News Release

Measurement of fractional flow reserve offers advantages for certain patients with CHD

Greater benefit before planned PCI, but not for patients with stable CHD

Peer-Reviewed Publication

Institute for Quality and Efficiency in Health Care

Whether the measurement of the myocardial fractional flow reserve (FFR) in patients with coronary heart disease (CHD) can contribute to an appropriate decision for or against the widening of coronary arteries was the subject of an investigation by the German Institute for Quality and Efficiency in Health Care (IQWiG). The final results are now available. According to these findings, the new function test offers advantages for patients in whom the widening of blood vessels by means of percutaneous coronary intervention (PCI) is planned. In contrast, this is not the case for patients with stable CHD.

The lower the FFR value, the further the blood vessel is narrowed

The FFR is measured during coronary angiography, that is, a cardiac catheterization where a pressure guidewire is inserted into the narrowed vessel. The measurement result, the blood flow reserve, aims to enable a statement on whether the vessel narrowing is relevant and the vessel needs to be widened by an intervention, a so-called revascularization. The lower the FFR value, the lower the blood flow reserve and the lower the flow of blood in the heart muscle tissue.

Two research questions investigated

The Federal Joint Committee (G-BA) commissioned the Institute to assess the benefit of FFR for two separate research questions: According to conventional diagnostics, the widening of blood vessels by means of PCI would be indicated in some patients with CHD. In this procedure, the narrow section of the vessel is extended by means of a balloon ("balloon dilatation") and, if applicable, a stent is subsequently inserted. In this patient group the question is whether a PCI can be avoided by means of FFR.
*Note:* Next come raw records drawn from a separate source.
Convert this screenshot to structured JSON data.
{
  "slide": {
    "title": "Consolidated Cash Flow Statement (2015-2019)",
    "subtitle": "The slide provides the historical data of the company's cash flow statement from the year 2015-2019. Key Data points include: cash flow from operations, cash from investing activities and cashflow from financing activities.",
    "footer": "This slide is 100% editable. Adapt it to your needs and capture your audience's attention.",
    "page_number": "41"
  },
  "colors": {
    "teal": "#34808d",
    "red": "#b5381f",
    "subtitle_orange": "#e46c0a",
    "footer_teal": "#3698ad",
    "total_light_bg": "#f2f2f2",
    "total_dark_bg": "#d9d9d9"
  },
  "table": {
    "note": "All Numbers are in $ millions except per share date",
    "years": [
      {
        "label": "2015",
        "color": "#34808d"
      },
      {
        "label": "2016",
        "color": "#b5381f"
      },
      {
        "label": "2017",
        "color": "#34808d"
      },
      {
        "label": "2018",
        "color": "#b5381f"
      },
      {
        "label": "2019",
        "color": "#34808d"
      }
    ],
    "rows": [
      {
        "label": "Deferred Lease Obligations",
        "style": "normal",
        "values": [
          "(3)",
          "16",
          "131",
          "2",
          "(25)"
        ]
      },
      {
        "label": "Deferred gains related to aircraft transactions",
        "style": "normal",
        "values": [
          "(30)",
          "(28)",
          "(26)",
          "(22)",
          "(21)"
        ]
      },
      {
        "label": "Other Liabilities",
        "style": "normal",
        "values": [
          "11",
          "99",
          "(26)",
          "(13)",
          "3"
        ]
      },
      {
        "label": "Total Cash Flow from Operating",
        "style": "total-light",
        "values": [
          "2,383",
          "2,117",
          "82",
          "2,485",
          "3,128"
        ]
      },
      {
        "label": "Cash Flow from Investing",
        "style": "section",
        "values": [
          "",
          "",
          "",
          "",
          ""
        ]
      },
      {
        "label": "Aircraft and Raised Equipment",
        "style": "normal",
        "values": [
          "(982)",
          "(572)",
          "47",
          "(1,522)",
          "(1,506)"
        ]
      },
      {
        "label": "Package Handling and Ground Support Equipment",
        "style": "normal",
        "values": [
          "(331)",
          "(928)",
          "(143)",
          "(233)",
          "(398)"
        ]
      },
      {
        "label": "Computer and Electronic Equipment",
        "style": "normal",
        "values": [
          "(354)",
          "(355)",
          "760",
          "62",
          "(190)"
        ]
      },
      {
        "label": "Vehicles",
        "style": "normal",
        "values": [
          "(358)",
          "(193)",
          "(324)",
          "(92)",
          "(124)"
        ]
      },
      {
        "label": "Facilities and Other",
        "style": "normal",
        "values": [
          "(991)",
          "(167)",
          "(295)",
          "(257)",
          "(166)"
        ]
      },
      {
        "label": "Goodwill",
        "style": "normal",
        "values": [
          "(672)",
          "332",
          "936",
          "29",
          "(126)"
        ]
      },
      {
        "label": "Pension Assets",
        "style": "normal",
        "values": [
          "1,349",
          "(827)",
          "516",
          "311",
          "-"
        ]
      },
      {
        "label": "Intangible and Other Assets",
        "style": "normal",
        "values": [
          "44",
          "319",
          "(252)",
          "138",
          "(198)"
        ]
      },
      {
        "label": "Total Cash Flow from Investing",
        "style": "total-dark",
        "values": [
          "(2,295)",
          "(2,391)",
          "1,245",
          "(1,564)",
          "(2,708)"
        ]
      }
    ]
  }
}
According to conventional diagnostics, no PCI would be indicated in patients with stable CHD. Conversely, in this patient group the question is whether FFR can identify patients in whom the flow of blood is so decreased that revascularization is medically necessary after all.

Results of nine RCTs considered

The IQWiG researchers searched for studies that - for the respective patient groups - compared an FFR-guided with an FFR-independent treatment decision, in each case in respect of patient-relevant outcomes such as mortality, the occurrence of myocardial infarctions and complications, the necessity of hospital stays or health-related quality of life. They identified a total of nine randomized controlled trials (RCTs) whose results could be considered in the assessment.

Myocardial infarctions occurred less often with FFR

As the data from five studies on patients with an indication for PCI show, myocardial infarctions occur less often if the treatment decision was made on the basis of the FFR. The IQWiG researchers rate the certainty of conclusions as high here and see proof of a benefit of FFR.

For the combined outcome of death or myocardial infarction they infer an indication of a benefit from the data.

In contrast, they see no hint of a benefit or harm for the following outcomes: mortality (all-cause mortality), cardiac mortality, cardiac death or myocardial infarction, repeat coronary revascularization, angina pectoris, heart failure, and adverse events. No data were available on the outcomes of cardiac arrhythmia, health-related quality of life, and necessity of further hospital stays.

Stable CHD: neither hint of benefit nor harm

The conclusion is different in the second patient group with stable CHD, that is, patients for whom no PCI is planned on the basis of conventional diagnostics. Here the data show either no relevant differences (all-cause mortality, cardiac mortality, death or myocardial infarction, cardiac death or myocardial infarction, myocardial infarction, angina pectoris, adverse events), or they are uninterpretable (repeat coronary revascularization), or not available at all (cardiac arrhythmia, heart failure, health-related quality of life, repeat hospitalization).

Process of report production

IQWiG published the preliminary results in the form of the preliminary report in August 2016 and interested parties were invited to submit comments. At the end of the commenting procedure, the preliminary report was revised and sent as a final report to the commissioning agency in November 2016. The written comments submitted were published in a separate document together with the final report. The report was produced in collaboration with external experts.